I am writing this this morning while watching the rain--it is such a joy to see water. Those of you in this area know how severe our drought has been.
A few days ago I wrote about the end of this year's Project Feederwatch season. The end of the season also marks the end of winter bird feeding for me. It would be different if I lived further north--I would probably keep all of my feeders up another few weeks.
However, that doesn't mean I don't continue to feed the birds in the summer; I feed all year around. It does mean I don't have to spend as much money supporting my birds. I took down one suet feeder, one platform feeder and two tube feeders. That still leaves one suet, two platform (although I'll put only half the food out as usual) and one tube feeder. I also add a hummingbird feeder in the summer. After all, I still like to watch the birds and an easy meal is never turned down by busy parents. I have been noticing fewer visitors to my feeders over the past couple of weeks. In part this is due to more insects being available and in part because breeding birds are beginning to lay out their territories.
Most importantly, especially in this drought, provide water. Although you cannot use treated water outside under our drought restrictions, if you collect rain water or use greywater (from your shower only,) you can continue to put out water for your birds.

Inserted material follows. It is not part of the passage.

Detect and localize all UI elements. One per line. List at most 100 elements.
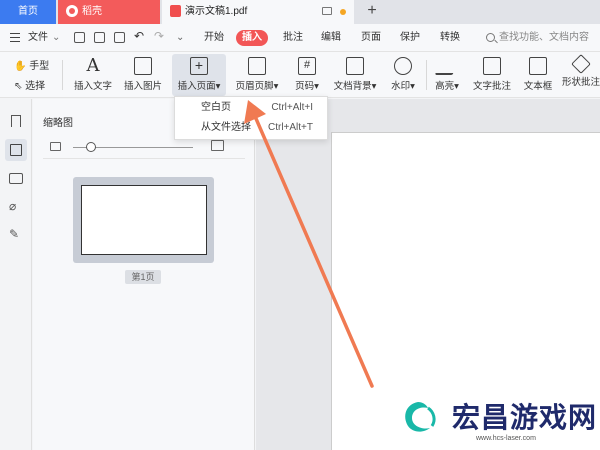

People sometimes ask why reduce food when the birds have babies to feed in the summer? Most babies are fed insects. Baby birds grow at a phenomenal rate and insects are high in proteins and fat. Most adult birds also change the composition of their diet in the summer, switching to a higher proportion of insects as insects are usually plentiful at this time of year and parents need a quick meal on the go. Cardinals eat about 1/3 insects and 2/3 vegetation (including seeds) although they feed their young almost 95% insects.
That isn't true of all of our birds, of course. The diet of house finches seems to stay at 97% seeds and plants all year long. So they'll be regular visitors to my sunflower feeder all summer. And of course our doves eat seeds all year around. Not that the Eurasian collared doves and white-winged doves in my neighborhood couldn't afford to go on a diet.
The best bird feeding is what birds get from native plants and the insects that feed on them. I haven't put in as many plants as I have wanted to the last few years because of the drought. But I continue to put in one or two every year.
Please don't spray poisons in your yards. Not only does it reduce the number of insects, but those insects in your yards are full of poisons, and are then fed to baby birds. Lots of birds is a good way to keep insects under control. Besides, we are all going to be sorry when the pollinators are gone.
So continue to enjoy your birds as the summer approaches. If you put up some bird houses or provide other suitable habitat with trees, shrubs and vines, perhaps you'll have the good fortune to watch a brood grow up.